A presidente eleita, Dilma Rousseff, em entrevista concedida ao jornal norte-americano Washington Post no início desta semana, deu claros indícios de como vai conduzir a política exterior brasileira. Para a surpresa de muitos, ela manifestou uma opinião bem diferente do governo do presidente Lula, do qual fez parte, sobre a questão dos direitos humanos no Irã.
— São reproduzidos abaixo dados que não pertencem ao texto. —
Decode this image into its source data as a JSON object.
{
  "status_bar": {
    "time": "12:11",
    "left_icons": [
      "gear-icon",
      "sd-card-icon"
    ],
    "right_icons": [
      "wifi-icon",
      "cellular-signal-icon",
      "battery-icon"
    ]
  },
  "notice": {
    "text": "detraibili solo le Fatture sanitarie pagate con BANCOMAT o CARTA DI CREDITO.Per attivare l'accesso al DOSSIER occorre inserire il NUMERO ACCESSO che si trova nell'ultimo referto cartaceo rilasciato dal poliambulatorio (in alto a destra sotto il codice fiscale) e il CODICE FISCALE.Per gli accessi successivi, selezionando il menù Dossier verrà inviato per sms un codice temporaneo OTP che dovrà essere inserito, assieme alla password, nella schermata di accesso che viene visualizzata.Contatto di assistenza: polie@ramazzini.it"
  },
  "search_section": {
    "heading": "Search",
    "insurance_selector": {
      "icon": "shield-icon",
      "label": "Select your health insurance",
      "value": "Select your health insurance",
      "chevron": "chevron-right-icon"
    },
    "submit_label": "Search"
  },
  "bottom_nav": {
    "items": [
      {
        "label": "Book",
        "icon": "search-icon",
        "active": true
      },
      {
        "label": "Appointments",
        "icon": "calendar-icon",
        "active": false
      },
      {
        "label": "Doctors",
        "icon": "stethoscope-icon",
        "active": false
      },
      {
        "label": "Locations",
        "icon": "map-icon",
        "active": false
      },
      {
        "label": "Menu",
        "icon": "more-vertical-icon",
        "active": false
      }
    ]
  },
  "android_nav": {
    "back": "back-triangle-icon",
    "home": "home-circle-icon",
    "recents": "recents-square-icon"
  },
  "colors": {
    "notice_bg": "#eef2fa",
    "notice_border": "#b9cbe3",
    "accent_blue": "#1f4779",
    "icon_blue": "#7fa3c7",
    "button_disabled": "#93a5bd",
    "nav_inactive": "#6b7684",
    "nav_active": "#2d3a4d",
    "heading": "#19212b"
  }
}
E procurou, com todos os cuidados possíveis, dar uma ênfase à necessidade de maior cooperação e estreitamento das relações entre Brasil e Estados Unidos, postura pública que o Itamaraty havia abandonado há tempos.
Com esses dois gestos, a futura presidente explicitou à comunidade internacional porque não confirmou no cargo o chanceler Celso Amorim e escolheu um diplomata de outro perfil, Antônio de Aguiar Patriota.
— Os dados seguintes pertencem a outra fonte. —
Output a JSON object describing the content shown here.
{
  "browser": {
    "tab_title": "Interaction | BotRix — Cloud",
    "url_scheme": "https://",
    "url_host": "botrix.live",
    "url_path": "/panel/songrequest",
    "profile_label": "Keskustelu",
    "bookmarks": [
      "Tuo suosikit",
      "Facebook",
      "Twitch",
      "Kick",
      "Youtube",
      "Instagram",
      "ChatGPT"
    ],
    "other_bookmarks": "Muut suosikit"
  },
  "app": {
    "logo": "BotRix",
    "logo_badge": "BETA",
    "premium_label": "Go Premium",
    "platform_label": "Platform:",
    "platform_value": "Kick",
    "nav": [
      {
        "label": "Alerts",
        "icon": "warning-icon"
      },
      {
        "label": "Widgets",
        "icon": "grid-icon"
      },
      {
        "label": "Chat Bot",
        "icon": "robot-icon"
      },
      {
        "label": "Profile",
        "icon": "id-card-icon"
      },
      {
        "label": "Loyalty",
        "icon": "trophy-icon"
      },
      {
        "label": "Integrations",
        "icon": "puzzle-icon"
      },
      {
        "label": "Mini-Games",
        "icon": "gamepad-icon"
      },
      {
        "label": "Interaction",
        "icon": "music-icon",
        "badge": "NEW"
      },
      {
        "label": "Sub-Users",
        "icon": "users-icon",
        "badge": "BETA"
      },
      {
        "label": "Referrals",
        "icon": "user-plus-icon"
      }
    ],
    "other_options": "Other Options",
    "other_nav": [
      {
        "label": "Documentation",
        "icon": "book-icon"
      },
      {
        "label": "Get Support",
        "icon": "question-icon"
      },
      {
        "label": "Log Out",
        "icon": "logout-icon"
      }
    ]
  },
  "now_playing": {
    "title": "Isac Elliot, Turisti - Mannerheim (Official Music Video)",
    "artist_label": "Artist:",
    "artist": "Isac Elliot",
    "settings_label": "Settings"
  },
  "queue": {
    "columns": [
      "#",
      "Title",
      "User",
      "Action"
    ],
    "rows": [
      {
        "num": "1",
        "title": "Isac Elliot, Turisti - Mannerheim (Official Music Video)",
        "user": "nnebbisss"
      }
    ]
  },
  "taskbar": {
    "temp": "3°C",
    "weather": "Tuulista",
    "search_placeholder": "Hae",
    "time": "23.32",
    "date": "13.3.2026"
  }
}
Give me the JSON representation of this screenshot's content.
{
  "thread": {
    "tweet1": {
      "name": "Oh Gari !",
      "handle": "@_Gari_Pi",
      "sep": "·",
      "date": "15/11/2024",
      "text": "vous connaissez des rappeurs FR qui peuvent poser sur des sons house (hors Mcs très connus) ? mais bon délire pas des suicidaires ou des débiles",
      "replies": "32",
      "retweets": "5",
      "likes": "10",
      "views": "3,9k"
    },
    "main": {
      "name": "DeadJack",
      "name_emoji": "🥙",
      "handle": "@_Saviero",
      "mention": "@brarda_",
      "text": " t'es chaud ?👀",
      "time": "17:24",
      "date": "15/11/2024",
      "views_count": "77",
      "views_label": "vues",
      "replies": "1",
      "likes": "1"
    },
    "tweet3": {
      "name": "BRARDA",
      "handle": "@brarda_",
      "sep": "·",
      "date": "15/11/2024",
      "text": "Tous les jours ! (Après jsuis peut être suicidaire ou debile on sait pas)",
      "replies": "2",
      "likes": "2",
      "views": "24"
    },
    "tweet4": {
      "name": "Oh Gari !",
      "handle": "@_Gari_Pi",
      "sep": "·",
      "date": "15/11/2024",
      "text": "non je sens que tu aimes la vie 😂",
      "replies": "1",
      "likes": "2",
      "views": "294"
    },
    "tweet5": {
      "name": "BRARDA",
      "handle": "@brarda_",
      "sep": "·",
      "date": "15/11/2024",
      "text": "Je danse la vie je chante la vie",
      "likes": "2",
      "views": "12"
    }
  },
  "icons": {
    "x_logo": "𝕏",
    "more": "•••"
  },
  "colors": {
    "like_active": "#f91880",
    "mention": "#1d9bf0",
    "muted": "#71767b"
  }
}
Ao Washington Post, Dilma declarou não concordar com a abstenção do Brasil na votação de uma sanção da Organização das Nações Unidas (ONU) contra o Irã por violação de direitos humanos, no mês passado. A resolução diz respeito, principalmente, à decisão judicial daquele país que condenou à morte, por apedrejamento, a iraniana Sakineh Mohamadi Ashtiani, sob a acusação de adultério. O governo brasileiro usou o cínico argumento de que estava se abstendo porque havia considerado que a Assembleia-Geral não era o "melhor espaço" para discutir o tema, mas sim o "Conselho de Direitos Humanos da ONU".
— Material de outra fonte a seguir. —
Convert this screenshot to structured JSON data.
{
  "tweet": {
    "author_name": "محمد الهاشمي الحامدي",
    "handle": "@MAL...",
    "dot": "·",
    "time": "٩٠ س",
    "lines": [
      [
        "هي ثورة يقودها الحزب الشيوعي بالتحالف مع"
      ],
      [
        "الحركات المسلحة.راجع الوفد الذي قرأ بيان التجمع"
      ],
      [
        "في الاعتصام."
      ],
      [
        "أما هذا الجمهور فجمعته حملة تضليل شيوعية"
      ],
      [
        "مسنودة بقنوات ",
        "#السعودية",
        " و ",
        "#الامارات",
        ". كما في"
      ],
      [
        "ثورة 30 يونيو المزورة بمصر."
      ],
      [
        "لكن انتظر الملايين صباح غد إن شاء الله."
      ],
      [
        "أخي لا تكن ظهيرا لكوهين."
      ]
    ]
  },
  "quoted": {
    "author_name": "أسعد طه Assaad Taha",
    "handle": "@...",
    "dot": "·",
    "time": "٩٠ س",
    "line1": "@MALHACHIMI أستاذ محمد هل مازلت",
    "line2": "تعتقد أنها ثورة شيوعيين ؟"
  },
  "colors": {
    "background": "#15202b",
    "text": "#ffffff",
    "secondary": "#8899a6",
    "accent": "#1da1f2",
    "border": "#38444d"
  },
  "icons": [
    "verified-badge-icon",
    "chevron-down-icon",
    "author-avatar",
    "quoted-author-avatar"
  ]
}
Dilma disse: "Eu não sou a presidente [hoje] do Brasil, mas eu me sentiria desconfortável como uma presidente mulher eleita em não dizer nada contra o apedrejamento. Minha posição não vai mudar quando eu tomar posse. Eu não concordo com a maneira como o Brasil votou. Não é minha posição" (...) "Não apoio o apedrejamento (de mulheres). Não estou de acordo com práticas que têm características medievais. Não há nuances possíveis, não farei quaisquer concessões a esse respeito".
Sobre as relações com os Estados Unidos, Dilma usou um tom de humildade que há tempo não ecoava do Palácio do Planalto. "Considero que a relação com os Estados Unidos é muito importante para o Brasil. Tive uma grande admiração pela eleição do presidente [Barack] Obama. Eu acredito que os Estados Unidos, naquele momento, mostraram ser uma grande nação. Poderia ser muito difícil eleger um presidente negro nos Estados Unidos, como era muito difícil eleger uma mulher presidente do Brasil."
A abstenção brasileira na assembleia da ONU, nesse condenável caso de violação de direitos humanos, foi feita somente para agradar ao governo ditatorial do Irã, em função das relações bilaterais. Tal ato revelou o quanto é equivocada a atual política exterior. A impressão que Dilma tem dado é que não concorda com o eixo diplomático brasileiro escolhido pelo atual governo. Afinal, "aposentou" Celso Amorim.
Da mesma forma, a presidente eleita, em nenhum momento na entrevista reafirmou a atual postura do Palácio do Planalto de apoiar a desastrada política nuclear do Irã. Ela se esquivou desse delicado tema, dizendo genericamente que pretende "negociar" com Teerã. Não é para menos: o Brasil foi humilhado no cenário internacional ao ser obrigado a assinar novas sanções da ONU contra o Irã, depois de ter anunciado, com a Turquia, um "acordo nuclear" fantoche.
Com suas palavras, Dilma parece estar finalizando uma ideia fantasiosa de uma parte importante do governo Lula de que o Brasil pode ser a nova vanguarda da diplomacia internacional. Voltando-se para a realidade, deve tomar atitudes mais cautelosas e responsáveis ao tratar de relações internacionais, como cabe a um respeitoso chefe de Estado.